В течение своей жизни Фуллер задавался вопросом относительно того, есть ли у человечества шанс на долгосрочное и успешное выживание на планете Земля и если да, то каким образом. Считая себя заурядным индивидом без особых денежных средств или учёной степени, он решил посвятить свою жизнь этому вопросу, пытаясь выяснить, что личности вроде него могут сделать для улучшения положения человечества из того, что большие организации, правительства или частные предприятия не могут выполнить в силу своей природы.

На протяжении этого эксперимента всей жизни Фуллер написал двадцать восемь книг, выработав такие термины как «космический корабль „Земля“», «эфемеризация» и «синергетика». Он также сделал большое число изобретений, в основном в сфере дизайна и архитектуры, наиболее известным из которых является лёгкий и прочный «геодезический купол» — пространственная стальная сетчатая оболочка из прямых стержней.
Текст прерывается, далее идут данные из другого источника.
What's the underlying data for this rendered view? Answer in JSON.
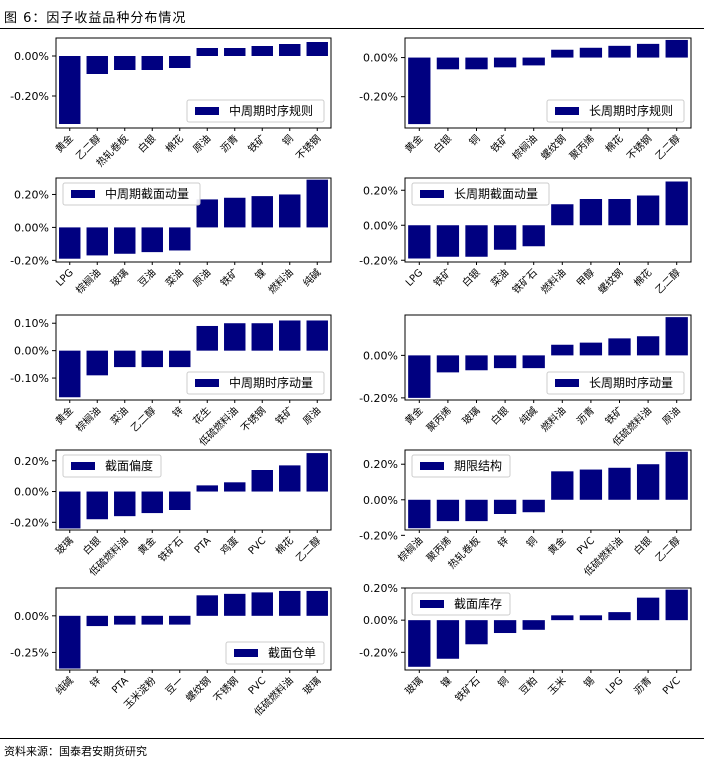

В последние годы жизни, после десятилетий работы над своими идеями, Фуллер достиг заметного общественного признания. Он путешествовал по миру, выступая с лекциями, и получил много почётных учёных степеней. Большинство его изобретений, однако, так и не поступили в массовое производство, а он сам подвергался сильной критике в большинстве областей, на которые он пытался повлиять , или просто отвергался как безнадёжный утопист. Последователи Фуллера, с другой стороны, утверждают, что его работа ещё не получила того внимания, которого она заслуживает.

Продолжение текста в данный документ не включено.